The high pressure system pinning the muggy air over the Southeast ″will remain the dominant weather feature through the week,″ said the weather service office in Atlanta.

″The temperatures are going to remain above normal, and it’s going to stay very dry through this weekend,″ said forecaster Jim Curtis in Greer, S.C., which hit a record 101 degrees Tuesday, the same day Augusta, Ga., hit 103.

Cooler air pressed down from the North, but its collision with the persistent hot air was marked by thunderstorms paralleling the Mason-Dixon line.

South of that line, Richmond, Va., broiled at 96 at midday, while Washington, 100 miles to the north, was at 75 degrees.

On Tuesday, Washington’s Dulles International Airport had reached 99 degrees, and the wheels of a United Airlines plane sank 1 1/2 feet into new asphalt.

South Carolina, Virginia and Georgia utilities reported record demand for electricity Tuesday, a day after similar reports in Maryland, Delaware, Ohio, Indiana, New Jersey and New York.

The Salvation Army in Owensboro, Ky., was lending out fans, said Capt. John Bledsoe. ″The elderly, of course, have top priority.″

The dry summer has prompted many Georgia cities and counties, particularly around Atlanta, to restrict or prohibit outdoor water use, with fines up to $50. Canon, in northeast Georgia, will join the list Thursday, banning lawn watering and car washing.

Lake Allatoona in northwest Georgia, which provides 10 percent of the region’s drinking water, is down 15 feet from normal. About half of its 28 public boat ramps are closed because they no longer reach the water.

The drought has also reduced hydroelectric production at Tennessee Valley Authority dams, including Barkley and Kentucky dams. In June, electricity generation for all TVA dams was only 56 percent of normal.

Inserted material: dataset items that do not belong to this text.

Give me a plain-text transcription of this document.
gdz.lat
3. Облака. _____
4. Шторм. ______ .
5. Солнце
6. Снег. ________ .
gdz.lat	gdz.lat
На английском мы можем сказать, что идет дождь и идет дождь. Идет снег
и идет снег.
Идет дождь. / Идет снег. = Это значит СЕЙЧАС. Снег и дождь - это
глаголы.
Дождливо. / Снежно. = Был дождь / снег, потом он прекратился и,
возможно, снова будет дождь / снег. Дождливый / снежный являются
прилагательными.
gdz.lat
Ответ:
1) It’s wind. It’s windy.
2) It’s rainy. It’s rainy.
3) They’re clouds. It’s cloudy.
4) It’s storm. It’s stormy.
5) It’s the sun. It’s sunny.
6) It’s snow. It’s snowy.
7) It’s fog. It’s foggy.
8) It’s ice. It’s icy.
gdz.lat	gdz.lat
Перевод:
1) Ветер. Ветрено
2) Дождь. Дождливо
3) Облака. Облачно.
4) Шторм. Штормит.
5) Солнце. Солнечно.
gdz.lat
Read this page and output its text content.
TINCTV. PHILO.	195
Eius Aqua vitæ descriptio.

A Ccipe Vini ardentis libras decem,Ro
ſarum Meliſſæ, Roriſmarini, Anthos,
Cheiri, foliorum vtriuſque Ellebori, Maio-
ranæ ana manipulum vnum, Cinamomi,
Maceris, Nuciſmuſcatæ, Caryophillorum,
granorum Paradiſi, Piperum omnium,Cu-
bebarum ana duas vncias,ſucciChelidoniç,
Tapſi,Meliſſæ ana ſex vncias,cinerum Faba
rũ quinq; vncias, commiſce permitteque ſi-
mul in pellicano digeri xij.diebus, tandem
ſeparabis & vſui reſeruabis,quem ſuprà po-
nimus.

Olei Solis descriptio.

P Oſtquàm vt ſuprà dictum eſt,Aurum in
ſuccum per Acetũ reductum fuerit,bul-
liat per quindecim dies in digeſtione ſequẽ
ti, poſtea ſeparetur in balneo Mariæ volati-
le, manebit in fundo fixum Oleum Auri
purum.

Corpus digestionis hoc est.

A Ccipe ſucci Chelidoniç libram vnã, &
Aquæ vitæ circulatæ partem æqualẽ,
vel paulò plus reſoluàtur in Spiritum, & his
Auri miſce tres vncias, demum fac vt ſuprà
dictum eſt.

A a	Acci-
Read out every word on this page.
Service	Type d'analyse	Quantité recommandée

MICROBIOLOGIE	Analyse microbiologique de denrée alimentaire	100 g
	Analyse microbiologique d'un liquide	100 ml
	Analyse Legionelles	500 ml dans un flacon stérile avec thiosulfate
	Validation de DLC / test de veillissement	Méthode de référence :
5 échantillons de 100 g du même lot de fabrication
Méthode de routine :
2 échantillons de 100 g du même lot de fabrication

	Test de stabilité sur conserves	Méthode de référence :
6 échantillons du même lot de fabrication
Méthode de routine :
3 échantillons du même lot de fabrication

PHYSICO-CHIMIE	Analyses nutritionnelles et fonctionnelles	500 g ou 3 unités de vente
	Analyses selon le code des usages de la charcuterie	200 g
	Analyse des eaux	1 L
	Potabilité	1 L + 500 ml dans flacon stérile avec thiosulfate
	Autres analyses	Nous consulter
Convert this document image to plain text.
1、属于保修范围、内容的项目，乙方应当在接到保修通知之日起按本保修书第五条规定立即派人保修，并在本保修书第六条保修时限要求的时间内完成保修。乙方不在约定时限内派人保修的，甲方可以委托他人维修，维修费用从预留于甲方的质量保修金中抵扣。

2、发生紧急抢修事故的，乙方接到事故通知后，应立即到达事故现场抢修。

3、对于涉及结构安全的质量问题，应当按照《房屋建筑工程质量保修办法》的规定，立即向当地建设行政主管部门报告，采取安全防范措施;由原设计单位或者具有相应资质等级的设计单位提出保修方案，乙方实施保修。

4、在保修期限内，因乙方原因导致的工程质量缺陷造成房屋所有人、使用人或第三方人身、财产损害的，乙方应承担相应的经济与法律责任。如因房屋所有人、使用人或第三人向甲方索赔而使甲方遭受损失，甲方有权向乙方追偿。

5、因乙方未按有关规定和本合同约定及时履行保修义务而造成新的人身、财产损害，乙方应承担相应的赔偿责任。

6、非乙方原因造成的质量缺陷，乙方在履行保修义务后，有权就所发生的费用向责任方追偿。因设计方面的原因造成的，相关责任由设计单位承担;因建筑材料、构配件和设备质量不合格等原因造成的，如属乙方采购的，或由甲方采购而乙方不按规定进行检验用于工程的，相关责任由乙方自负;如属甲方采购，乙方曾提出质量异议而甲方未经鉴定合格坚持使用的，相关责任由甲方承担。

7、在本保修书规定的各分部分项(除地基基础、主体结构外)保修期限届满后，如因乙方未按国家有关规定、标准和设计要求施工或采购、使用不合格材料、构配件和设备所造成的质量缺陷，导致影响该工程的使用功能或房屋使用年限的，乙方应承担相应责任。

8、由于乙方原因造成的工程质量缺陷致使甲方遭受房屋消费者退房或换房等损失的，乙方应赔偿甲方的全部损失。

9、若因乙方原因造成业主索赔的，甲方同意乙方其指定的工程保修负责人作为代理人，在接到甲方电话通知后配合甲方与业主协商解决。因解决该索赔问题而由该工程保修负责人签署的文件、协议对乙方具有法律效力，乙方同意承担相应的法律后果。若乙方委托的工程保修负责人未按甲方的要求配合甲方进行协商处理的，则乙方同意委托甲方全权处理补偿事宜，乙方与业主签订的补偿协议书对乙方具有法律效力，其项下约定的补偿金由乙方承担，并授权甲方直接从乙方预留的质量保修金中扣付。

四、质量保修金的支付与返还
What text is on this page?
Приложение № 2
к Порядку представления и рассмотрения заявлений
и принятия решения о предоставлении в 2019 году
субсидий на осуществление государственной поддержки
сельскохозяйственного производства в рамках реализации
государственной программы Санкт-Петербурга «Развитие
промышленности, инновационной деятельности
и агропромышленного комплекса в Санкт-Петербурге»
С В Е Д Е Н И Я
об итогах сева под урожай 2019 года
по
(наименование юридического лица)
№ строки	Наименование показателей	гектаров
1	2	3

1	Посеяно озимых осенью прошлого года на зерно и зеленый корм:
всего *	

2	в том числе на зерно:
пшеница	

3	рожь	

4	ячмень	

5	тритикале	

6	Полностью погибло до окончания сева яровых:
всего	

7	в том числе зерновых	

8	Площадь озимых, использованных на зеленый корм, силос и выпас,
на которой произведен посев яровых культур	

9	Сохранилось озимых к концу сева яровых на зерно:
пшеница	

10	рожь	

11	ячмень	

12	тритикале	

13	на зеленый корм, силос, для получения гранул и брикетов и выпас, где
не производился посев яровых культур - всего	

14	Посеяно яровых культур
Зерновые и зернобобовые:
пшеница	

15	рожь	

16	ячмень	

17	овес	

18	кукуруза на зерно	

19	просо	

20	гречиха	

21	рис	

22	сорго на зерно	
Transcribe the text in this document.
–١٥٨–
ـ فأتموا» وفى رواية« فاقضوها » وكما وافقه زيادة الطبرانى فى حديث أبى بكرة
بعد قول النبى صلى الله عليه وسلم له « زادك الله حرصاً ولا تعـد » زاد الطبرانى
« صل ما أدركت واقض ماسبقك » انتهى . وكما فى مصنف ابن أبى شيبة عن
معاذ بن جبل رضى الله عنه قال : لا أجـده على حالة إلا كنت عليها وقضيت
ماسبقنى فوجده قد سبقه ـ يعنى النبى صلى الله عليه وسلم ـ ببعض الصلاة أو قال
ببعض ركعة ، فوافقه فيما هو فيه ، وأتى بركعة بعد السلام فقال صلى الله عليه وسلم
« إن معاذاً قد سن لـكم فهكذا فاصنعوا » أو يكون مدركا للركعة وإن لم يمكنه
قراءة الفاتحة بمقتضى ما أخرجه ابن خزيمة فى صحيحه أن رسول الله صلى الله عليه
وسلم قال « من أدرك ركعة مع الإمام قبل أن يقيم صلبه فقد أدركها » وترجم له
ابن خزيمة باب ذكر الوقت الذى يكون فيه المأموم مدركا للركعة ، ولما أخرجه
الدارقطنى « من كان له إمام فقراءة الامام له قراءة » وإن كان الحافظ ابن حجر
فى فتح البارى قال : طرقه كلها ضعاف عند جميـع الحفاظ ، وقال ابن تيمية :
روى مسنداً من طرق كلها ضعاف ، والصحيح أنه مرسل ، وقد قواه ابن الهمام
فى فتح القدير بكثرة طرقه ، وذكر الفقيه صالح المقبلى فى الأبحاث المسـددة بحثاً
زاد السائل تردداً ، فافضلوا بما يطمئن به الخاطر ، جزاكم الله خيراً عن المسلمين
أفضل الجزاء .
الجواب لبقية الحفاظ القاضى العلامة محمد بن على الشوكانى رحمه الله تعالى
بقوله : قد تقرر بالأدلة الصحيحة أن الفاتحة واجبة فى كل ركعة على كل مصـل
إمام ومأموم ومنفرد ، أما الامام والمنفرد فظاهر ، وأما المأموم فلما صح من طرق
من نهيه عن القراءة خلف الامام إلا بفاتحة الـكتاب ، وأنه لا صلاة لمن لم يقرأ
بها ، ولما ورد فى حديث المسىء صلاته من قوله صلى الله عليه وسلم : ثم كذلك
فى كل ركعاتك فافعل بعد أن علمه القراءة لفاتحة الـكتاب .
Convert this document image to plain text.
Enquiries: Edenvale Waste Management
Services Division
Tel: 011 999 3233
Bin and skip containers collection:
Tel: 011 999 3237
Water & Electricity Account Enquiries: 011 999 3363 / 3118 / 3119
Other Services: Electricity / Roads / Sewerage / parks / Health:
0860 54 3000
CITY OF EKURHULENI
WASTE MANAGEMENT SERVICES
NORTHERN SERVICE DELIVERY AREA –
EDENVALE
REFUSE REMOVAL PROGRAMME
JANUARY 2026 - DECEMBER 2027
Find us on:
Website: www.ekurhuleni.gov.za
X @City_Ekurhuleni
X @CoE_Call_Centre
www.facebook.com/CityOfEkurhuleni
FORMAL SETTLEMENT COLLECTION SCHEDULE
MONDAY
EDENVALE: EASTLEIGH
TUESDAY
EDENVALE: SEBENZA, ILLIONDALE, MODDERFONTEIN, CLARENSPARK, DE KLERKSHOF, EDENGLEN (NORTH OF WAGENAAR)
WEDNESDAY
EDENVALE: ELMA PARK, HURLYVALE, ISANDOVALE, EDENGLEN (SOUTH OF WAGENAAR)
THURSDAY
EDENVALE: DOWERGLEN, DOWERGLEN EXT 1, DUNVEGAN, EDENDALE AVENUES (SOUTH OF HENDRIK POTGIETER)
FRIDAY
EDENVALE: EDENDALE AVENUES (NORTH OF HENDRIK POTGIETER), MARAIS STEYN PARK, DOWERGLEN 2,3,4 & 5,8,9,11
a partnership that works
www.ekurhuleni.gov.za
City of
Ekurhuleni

Rainfall in Birmingham, Ala., is 20 inches below normal for the year and more than 15 inches below normal in parts of Tennessee, forcing officials to caution against misuse of water.

In North Carolina, the Orange Water and Sewer Authority asked the cities of Carrboro and Chapel Hill to impose water use restrictions because its reservoir was 4 feet below normal, said executive director Everett Billingsly.

The heat is affecting Georgia’s $1.25 billion poultry industry, with thousands of chickens dying this week. Jesse Atkins of Mar-Jac Farms in Hall County said he had 10,000 deaths Monday alone.

Abit Massey, executive director of the Georgia Poultry Federation, said the problem is compounded by the drought, because well water is used to cool chicken houses. ″There are just so many variables right now, we can’t tell how bad it’s going to get,″ he said.

Kentucky’s Department of Agriculture said the weather has left its mark on some crops, particularly tobacco.

″Some of the old-timers are saying it’s some of the worst tobacco they’ve seen in a long time,″ said George Martin, McCracken County extension agent.

Earlier in the week, the heated air had extended into the Northeast, and New York City had reached record highs of 98 two days in a row.

In Philadelphia, four days of 90-plus-degree temperatures ripened tons of garbage left on sidewalks during a municipal workers’ strike.

″I can’t do anything about the odor because I don’t have anything for the odor,″ said Norris Newton, a sanitation department employee. ″But I know it’s going to get rough out here. That odor, especially with this heat, is going to make it rough.″

William Christopher Flynn III, who feeds the seals and whales at the National Aquarium in Baltimore, preferred an icy plunge to a cool drink Tuesday. ″I dive in the (50-degree) water with the whales three times a day,″ he said.